Privacy Policy

Senthorion is a multi-tenant cybersecurity SaaS platform that helps organizations monitor, assess, and improve their security posture.

For most customer account data, Senthorion acts as a data controller. For data submitted by customers for processing in the service, Senthorion generally acts as a processor on customer instructions.

Privacy contact: privacy@senthorion.com (fallback: info@senthorion.com).

Depending on your usage, we may process:

• Account and organization data (such as name, email, role, organization membership).
• Authentication, sign-in, and session data required to operate accounts securely.
• Security data you submit or generate while using the platform (such as assets, targets, findings, alerts, and compliance-related records).
• Support and communications data, including messages sent to our team.
• AI interaction data when you use AI-assisted features, including inputs you provide and outputs returned to you.

We process data to provide and secure the service, including to:

• Authenticate users and enforce organization-level access controls.
• Operate the features you use and produce the results you request.
• Provide dashboards, alerts, audit views, and compliance workflows.
• Prevent abuse, investigate incidents, and improve reliability.

Legal bases generally include contract performance, legitimate interests in platform security and operations, and consent where required (for example, for optional marketing communications).

We rely on a limited set of third-party service providers to operate the platform (for example cloud hosting, email delivery, and AI providers). A current subprocessor list can be requested from privacy@senthorion.com.

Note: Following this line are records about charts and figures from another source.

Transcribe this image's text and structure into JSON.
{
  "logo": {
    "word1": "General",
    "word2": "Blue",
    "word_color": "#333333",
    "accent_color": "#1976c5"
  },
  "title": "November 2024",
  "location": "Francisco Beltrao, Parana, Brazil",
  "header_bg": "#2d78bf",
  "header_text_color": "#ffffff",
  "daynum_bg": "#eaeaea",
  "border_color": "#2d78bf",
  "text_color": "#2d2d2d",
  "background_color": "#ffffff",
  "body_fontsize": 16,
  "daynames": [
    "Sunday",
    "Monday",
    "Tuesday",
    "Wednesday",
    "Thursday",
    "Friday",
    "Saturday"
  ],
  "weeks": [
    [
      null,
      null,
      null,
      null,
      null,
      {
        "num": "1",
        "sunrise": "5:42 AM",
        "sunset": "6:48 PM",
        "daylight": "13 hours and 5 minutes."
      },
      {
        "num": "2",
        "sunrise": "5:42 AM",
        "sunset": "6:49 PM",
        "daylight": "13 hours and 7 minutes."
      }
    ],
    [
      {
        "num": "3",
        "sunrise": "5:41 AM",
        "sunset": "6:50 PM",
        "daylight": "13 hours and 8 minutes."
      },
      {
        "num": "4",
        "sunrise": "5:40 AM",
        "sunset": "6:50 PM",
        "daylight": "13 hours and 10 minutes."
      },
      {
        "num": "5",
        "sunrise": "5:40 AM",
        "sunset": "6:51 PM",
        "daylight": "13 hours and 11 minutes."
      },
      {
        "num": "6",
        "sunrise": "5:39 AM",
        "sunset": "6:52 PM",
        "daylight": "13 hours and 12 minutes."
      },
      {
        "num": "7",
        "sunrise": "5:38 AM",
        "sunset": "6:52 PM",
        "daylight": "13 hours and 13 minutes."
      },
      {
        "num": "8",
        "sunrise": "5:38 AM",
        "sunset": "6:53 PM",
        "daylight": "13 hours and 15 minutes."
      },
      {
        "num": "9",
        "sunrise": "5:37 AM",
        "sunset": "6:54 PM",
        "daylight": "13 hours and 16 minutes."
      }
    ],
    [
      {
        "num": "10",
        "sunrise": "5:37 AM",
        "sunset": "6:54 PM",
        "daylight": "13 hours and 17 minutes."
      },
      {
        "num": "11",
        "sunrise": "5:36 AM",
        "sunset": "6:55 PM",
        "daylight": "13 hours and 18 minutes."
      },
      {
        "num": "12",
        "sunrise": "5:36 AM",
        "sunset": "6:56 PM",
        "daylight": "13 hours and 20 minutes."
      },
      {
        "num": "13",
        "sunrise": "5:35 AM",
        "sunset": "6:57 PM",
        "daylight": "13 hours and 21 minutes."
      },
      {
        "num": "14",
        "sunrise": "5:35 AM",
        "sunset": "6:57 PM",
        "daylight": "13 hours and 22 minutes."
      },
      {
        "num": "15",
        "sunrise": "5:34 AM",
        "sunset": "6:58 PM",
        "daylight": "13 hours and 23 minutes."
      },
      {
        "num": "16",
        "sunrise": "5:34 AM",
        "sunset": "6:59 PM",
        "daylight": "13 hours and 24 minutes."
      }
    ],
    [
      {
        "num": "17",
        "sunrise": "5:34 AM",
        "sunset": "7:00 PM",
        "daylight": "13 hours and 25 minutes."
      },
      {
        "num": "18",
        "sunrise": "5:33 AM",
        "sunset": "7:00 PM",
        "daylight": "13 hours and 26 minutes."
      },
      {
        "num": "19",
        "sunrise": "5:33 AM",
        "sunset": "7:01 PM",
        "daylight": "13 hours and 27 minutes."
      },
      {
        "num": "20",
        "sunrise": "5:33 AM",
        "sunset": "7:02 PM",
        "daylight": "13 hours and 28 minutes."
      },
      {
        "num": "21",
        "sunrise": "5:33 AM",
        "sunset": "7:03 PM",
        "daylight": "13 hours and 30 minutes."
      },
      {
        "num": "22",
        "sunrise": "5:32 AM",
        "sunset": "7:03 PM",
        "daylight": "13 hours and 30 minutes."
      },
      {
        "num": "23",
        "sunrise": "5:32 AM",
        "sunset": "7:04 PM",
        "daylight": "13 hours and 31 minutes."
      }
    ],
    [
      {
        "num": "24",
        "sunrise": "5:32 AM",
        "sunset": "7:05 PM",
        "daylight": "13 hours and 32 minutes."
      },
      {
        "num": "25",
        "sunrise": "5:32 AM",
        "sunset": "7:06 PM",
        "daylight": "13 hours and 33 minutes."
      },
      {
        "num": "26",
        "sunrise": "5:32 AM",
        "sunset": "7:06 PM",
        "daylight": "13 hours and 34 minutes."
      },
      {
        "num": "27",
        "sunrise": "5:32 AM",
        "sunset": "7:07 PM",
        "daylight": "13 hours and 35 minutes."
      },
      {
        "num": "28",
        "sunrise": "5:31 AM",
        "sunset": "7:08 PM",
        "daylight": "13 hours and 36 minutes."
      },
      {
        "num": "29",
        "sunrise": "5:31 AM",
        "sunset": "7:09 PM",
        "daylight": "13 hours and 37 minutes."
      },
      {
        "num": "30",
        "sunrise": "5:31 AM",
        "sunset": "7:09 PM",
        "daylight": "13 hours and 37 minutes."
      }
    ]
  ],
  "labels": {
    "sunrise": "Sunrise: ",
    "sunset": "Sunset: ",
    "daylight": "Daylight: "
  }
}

Senthorion operates the platform from reputable cloud regions. Where data is transferred internationally, we apply appropriate contractual and technical safeguards consistent with applicable law.

We retain personal and operational data only for as long as needed to provide the service, meet legal and contractual obligations, and support legitimate business purposes such as security and fraud prevention. Different data categories have different retention periods, which we review periodically.

When AI-assisted features are used, we apply safeguards designed to reduce the exposure of sensitive information before requests are sent to AI providers, and we do not use customer data to train third-party models without authorization.

You can request access, correction, deletion, portability, or objection where applicable.

To submit a request, contact privacy@senthorion.com. We may need to verify identity and organization authority before fulfilling requests.

We apply technical and organizational measures designed to protect personal data. See our Security Policy for a high-level overview.

If a breach affecting personal data is confirmed, we will notify impacted customers and regulators as required by law.

We may update this policy to reflect product, legal, or operational changes. Material changes will be reflected through an updated date and, where appropriate, direct notice.